How to make changes

The Health Foundation has published a wide range of resources to help services, teams, and individual health professionals to improve systems and processes. 

Free for download from the Health Foundation.

We have also learnt a lot from the Co-creating Health programme about how teams can work together specifically to implement systems and processes that support people to self-manage.

Our learning includes:

  • Think about when is the right time to start service improvement work
    Different teams are at different stages in their understanding of and commitment to self-management support.  Training health professionals and the wider team in the ethos of self-management support and in the skills, tools and techniques of supporting people to self-manage may be a good starting point.  People can then develop ideas about how the service needs to change to enable them to better support people to self-manage.
  • Ensure leadership at the right level
    Leadership at the right level means the person can influence change and culture within the team and the work will be given the priority it needs.

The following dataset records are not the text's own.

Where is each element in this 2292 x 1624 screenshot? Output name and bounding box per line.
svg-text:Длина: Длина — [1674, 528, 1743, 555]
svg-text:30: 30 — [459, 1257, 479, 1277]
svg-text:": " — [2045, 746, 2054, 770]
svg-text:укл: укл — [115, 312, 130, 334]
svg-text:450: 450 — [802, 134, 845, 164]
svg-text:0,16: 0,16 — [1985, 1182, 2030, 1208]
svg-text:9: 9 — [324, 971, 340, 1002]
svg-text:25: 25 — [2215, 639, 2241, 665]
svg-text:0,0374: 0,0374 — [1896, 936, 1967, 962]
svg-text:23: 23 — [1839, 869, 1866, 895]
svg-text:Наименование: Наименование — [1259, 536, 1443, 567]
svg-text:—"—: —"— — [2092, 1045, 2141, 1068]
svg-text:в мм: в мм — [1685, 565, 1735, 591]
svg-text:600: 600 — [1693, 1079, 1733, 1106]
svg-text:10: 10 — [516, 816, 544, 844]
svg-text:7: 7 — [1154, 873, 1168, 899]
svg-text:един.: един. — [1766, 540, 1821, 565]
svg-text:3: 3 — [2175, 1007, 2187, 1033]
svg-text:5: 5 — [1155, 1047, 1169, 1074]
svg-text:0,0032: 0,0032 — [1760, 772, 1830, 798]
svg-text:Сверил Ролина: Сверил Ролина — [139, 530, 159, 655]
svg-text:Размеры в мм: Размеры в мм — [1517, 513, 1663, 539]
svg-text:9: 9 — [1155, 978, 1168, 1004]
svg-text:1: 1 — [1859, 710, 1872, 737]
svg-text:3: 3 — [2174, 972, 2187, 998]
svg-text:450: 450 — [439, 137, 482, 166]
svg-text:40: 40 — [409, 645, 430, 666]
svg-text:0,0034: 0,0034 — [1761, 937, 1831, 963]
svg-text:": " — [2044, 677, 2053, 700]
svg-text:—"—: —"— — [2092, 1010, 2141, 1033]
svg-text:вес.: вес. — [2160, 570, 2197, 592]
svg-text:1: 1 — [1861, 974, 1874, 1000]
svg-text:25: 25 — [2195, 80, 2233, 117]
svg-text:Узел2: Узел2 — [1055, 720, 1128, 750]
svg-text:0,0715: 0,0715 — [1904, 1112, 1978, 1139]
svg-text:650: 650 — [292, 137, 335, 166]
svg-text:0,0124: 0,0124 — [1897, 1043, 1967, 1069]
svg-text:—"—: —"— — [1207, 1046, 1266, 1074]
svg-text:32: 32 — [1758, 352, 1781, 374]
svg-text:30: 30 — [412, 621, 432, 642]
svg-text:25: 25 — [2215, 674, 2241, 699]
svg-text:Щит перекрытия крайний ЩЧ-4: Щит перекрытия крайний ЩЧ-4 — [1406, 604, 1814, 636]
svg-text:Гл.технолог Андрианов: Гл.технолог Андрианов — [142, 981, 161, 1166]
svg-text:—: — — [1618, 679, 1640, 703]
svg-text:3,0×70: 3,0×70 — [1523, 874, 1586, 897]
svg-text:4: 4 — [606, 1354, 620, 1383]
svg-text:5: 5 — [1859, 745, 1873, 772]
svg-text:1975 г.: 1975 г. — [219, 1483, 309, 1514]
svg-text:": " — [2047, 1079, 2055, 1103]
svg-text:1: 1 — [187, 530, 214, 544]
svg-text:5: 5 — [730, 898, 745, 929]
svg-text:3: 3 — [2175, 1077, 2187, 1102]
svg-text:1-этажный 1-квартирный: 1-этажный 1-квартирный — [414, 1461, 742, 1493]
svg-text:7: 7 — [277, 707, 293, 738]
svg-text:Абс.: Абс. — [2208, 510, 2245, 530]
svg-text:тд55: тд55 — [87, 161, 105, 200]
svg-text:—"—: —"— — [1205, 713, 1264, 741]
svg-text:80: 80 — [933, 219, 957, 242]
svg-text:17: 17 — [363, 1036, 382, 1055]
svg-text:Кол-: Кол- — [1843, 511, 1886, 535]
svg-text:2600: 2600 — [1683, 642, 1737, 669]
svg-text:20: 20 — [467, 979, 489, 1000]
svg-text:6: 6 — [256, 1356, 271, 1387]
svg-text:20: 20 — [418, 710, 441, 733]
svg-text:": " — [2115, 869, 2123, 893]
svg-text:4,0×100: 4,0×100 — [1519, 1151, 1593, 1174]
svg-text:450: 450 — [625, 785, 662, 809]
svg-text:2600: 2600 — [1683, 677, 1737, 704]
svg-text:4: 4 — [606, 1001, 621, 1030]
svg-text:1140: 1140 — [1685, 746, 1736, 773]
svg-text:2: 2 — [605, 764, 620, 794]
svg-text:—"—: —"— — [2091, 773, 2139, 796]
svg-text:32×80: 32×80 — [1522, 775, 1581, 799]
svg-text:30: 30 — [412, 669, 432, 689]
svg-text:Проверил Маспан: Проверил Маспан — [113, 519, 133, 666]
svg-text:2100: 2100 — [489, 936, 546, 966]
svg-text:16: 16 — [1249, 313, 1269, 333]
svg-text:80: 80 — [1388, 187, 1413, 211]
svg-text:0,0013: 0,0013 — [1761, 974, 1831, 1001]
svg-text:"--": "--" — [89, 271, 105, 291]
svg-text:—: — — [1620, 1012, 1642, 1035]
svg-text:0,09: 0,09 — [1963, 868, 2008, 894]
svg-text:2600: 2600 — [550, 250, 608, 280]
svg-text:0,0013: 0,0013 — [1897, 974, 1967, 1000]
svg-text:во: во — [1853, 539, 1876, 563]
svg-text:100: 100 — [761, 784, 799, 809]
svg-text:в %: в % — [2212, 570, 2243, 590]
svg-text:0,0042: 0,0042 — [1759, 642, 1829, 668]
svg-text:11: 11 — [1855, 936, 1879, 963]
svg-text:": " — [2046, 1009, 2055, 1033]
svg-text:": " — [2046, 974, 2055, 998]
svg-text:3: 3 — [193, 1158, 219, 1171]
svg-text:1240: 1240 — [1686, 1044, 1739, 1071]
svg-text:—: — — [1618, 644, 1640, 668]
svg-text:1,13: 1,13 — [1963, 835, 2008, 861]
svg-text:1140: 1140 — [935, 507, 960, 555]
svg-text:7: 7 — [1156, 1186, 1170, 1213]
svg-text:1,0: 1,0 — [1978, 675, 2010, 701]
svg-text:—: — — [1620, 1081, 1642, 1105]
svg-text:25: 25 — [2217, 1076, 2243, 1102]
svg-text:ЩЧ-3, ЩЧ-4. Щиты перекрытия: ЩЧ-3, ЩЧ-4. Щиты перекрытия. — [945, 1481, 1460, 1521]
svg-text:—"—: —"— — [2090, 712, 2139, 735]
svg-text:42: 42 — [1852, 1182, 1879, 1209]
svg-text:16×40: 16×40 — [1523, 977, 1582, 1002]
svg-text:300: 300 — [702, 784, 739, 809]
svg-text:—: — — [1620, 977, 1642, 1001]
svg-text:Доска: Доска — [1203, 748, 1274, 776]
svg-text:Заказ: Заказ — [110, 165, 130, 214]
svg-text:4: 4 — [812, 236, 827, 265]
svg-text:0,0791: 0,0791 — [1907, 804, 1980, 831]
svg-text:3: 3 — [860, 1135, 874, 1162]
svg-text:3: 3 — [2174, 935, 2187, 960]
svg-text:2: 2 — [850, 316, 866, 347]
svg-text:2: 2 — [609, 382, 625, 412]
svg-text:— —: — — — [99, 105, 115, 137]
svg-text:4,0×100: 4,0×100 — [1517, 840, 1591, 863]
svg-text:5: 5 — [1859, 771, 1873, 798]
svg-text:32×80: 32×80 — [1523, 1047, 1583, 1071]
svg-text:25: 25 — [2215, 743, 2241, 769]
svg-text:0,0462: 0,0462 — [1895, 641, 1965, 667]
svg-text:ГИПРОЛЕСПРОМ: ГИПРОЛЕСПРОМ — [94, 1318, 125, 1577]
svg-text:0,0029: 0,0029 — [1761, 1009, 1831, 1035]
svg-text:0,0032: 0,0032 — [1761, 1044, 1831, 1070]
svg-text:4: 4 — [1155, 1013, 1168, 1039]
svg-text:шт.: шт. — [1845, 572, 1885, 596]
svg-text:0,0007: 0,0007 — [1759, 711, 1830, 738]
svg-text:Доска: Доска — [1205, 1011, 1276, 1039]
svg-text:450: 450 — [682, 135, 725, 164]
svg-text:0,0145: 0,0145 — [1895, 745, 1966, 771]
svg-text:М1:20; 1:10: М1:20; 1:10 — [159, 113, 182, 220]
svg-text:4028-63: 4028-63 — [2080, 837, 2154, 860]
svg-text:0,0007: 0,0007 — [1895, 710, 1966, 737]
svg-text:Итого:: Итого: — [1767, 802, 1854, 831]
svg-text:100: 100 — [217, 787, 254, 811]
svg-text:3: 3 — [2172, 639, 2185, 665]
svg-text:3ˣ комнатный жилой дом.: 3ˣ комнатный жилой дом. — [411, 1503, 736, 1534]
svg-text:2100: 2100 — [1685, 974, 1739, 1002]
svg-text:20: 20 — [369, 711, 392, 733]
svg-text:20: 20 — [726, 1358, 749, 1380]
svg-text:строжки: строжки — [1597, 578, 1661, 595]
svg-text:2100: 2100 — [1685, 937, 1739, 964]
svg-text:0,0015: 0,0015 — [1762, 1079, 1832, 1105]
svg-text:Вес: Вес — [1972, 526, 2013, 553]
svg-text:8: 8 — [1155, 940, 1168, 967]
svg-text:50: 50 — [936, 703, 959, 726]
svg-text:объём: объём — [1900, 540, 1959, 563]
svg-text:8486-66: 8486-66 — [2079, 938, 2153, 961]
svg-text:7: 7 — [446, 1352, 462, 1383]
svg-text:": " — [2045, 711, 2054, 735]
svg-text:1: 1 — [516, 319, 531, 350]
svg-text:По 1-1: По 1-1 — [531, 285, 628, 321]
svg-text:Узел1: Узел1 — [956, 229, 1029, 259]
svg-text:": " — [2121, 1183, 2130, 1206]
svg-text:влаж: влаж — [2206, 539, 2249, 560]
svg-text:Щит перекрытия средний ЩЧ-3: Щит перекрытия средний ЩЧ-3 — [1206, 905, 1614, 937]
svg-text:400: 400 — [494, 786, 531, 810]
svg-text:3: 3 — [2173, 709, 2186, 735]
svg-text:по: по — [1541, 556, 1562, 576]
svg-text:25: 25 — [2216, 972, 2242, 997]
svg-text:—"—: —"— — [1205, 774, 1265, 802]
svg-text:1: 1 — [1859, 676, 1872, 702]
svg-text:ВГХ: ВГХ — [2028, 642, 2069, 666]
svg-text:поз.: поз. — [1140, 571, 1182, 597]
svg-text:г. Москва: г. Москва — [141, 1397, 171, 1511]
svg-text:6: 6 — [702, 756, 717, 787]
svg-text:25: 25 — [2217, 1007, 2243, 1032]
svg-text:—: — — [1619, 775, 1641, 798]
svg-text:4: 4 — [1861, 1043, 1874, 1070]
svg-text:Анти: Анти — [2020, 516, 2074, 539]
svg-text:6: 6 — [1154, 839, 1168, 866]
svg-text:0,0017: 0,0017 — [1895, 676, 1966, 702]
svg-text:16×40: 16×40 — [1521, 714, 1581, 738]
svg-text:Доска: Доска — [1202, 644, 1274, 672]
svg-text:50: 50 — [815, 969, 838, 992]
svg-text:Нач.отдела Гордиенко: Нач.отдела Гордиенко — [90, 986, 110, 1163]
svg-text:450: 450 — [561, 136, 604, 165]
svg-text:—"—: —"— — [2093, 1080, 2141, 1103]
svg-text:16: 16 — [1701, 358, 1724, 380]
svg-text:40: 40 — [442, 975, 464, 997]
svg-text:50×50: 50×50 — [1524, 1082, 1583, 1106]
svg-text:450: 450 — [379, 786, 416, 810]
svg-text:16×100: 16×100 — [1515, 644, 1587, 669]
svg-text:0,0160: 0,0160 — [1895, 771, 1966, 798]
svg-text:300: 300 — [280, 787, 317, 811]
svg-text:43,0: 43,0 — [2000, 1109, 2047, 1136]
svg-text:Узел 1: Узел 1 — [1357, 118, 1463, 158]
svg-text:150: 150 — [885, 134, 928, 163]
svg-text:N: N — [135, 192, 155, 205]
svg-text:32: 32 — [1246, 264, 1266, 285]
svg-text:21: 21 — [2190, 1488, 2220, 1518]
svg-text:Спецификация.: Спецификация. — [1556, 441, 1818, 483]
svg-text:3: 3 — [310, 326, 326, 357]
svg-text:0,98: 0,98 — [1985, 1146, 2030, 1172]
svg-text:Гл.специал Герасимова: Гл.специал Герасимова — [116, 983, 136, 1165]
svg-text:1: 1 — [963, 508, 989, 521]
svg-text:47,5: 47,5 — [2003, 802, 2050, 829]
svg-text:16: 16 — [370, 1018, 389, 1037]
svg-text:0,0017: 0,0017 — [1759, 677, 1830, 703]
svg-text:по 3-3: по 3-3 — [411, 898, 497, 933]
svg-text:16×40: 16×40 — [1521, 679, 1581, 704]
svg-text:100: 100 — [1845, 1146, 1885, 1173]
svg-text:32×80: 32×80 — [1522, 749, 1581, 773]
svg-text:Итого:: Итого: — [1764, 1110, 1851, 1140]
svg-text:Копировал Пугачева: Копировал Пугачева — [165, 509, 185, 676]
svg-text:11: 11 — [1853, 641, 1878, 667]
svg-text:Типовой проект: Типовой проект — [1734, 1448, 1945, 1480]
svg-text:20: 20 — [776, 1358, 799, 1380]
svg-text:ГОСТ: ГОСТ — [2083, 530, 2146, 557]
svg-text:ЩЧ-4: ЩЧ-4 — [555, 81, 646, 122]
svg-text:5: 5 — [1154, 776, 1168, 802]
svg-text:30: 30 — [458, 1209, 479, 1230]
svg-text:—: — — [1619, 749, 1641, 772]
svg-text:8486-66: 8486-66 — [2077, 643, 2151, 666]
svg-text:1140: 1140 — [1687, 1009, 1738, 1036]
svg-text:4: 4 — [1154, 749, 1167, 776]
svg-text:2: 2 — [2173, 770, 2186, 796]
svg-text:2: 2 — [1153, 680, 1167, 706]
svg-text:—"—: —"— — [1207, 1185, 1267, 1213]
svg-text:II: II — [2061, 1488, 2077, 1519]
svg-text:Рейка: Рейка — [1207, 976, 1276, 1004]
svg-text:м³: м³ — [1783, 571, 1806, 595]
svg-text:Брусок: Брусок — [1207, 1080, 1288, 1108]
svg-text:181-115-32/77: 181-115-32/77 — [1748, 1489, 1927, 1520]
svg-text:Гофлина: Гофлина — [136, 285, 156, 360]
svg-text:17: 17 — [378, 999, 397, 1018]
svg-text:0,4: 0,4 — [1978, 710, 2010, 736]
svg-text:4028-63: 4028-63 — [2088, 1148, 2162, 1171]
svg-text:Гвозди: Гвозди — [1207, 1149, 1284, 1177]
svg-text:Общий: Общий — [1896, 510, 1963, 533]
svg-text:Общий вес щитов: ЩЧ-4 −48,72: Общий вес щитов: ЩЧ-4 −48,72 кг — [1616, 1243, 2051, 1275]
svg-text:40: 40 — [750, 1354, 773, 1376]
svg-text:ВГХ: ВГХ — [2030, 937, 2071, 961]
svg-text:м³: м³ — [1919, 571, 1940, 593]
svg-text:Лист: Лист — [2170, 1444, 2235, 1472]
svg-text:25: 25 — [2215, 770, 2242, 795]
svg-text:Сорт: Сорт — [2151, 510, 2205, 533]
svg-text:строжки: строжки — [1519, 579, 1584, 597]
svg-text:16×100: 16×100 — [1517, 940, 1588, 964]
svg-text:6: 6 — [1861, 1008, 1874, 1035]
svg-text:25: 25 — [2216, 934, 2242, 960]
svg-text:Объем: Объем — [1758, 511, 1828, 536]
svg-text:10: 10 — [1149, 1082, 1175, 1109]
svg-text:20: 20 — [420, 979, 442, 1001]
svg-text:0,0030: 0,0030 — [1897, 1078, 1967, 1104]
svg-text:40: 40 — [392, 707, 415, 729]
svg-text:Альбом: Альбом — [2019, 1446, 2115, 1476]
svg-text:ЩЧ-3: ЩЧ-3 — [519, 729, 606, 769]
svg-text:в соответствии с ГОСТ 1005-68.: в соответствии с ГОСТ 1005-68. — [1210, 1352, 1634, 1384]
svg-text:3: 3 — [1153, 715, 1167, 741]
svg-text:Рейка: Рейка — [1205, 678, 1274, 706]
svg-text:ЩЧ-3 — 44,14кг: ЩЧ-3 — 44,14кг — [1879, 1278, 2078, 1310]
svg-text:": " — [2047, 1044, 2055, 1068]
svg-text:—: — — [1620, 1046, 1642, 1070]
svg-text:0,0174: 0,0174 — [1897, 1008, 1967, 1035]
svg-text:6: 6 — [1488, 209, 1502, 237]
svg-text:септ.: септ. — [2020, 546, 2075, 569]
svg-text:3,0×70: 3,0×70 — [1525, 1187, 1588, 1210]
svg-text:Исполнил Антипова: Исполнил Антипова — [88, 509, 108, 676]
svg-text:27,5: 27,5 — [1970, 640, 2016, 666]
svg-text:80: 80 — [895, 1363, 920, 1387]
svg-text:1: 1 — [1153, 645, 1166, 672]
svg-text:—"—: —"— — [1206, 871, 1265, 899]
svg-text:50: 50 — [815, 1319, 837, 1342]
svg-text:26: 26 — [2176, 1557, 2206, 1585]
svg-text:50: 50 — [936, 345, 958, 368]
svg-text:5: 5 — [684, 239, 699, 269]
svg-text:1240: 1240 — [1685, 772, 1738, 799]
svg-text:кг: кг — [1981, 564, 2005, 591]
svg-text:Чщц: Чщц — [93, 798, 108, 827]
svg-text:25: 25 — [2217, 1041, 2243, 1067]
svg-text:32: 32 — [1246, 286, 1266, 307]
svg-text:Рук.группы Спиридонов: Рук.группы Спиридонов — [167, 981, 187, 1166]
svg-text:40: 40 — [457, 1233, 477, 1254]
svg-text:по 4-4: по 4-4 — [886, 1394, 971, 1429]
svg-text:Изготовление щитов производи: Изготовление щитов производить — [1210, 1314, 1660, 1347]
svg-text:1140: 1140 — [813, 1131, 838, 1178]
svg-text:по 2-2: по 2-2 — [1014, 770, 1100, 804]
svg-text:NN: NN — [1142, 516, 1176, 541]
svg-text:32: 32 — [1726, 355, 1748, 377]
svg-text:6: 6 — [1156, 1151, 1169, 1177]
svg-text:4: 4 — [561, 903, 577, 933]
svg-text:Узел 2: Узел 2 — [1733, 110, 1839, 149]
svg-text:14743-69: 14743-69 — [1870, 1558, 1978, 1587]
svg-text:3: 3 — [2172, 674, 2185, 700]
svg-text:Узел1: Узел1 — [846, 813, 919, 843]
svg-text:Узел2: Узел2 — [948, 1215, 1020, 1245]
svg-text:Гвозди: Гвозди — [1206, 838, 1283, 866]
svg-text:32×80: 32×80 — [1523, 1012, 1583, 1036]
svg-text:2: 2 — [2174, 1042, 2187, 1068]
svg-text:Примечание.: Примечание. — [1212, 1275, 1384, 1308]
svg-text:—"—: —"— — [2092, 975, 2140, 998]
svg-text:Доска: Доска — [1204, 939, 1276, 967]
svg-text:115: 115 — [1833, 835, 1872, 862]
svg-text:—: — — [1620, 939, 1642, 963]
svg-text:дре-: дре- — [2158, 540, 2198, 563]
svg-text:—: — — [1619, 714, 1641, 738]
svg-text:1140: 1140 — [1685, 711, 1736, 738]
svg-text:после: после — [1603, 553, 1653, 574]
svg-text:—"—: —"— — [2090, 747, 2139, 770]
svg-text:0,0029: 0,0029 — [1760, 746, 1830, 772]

On the ‘flip side’, service leaders also need to ‘buy in’ to enable teams to make the changes that are needed.
  • Ensure there is support and expertise available to help the team
    The team needs to be able to draw on skills and knowledge about service improvement and care pathway development, including how to monitor and evaluate changes.  The Health Foundation’s Co-creating Health programme found that teams made the most impact when they had access to consistent support and advice to help them. 
  • Consider what resourcing might be needed
    As part of the work in Torbay on the Health Foundation’s Co-creating Health programme, the site developed a Locally Enhanced Service (LES) for five GP practices to include collecting data and doing PDSA cycles. This allowed the teams and individuals to consistently test out their ideas and overcome one of the objections of lack of resources. The ideas and results were shared with each practice and learning documented.  This resulted in practices trying out things together.
  • Recognise that service improvement is a team sport
    The benefits of working together as a team include:

    -  Team members provide a contribution from their perspective, enriching the approach and also leading to a better understanding of individual roles and how the team works together.
    -  It can help to work with the key stakeholders, including GPs, practice nurses, intermediate care teams, consultants, specialist nurses and local patient groups, to strengthen the relationships between them.
    -  When the whole team have worked together on a particular tool or process it is more likely to be used consistently by all team members.
    -  There are wider benefits to team learning and functioning, including a greater sense team cohesiveness and a wider culture change.

    Sites working on the Health Foundation’s Co-creating Health programme reported that as a result of their work on self-management support they also developed improved team working and a more patient-focused service.  Some also started to undertake wider service improvement work to identify and address other areas their service could improve.
  • Ensure people with long-term conditions are part of the team
    People with long term conditions have the best knowledge of the challenges they experience and the support that would be most helpful in enabling them to self-manage.
  • Involve people beyond the team
    For example, when the team in Ayrshire and Arran decided to re-design the training for patients they involved representatives from other departments including Learning & Development and other organisations including the voluntary sector.  In Calderdale & Huddersfield the training for health professionals combined self-management support, effective care planning and consultation skills. It was designed in collaboration with the local PCT and Hospital and Diabetes Year of Care.
  • Create a shared understanding of what you are trying to achieve
    In the early stages, check that members of the team have a shared understanding and provide training and support on what system change and care pathway development might include and require.
  • Start by looking at the whole patient journey from the patient’s perspective
    Understanding the whole patient journey means service improvement resources and activity can be targetted on the places or steps on the journey where changes will have the most impact in terms of supporting clinicians’ practice or patients’ behaviour.
    As one senior manager put it:

    “Step back – don’t make changes. Look at what gets in the way of patients having a collaborative relationship with their clinician. Identify the barriers.”

    Process mapping and other approaches can help teams to identify where to focus. Read guidance on process mapping from the NHS Institute for Innovation and Improvement.
  • Create a baseline for how you’re doing
    Another approach is for the team to work through the Assessment of Primary Care Resources and Supports for Chronic Disease Self-management. Although designed to for primary care teams, it is relevant to other services, and enables teams to assess how well they are supporting people with long term conditions to self-manage and to identify actions they can take to further support this.
  • Think about how the areas identified might link or relate to broader work or objectives within the service or organisation.
    This can help to build support for the work and ensure that it is implemented and sustained.
  • Make small changes and evaluate their impact
    Having clear goals, encouraging small changes, evaluating the impact of changes and making tweaks to processes as often as necessary before widespread implementation is important. There are a number of different quality improvement tools to support this, such as the Plan, Do, Study, Act cycle.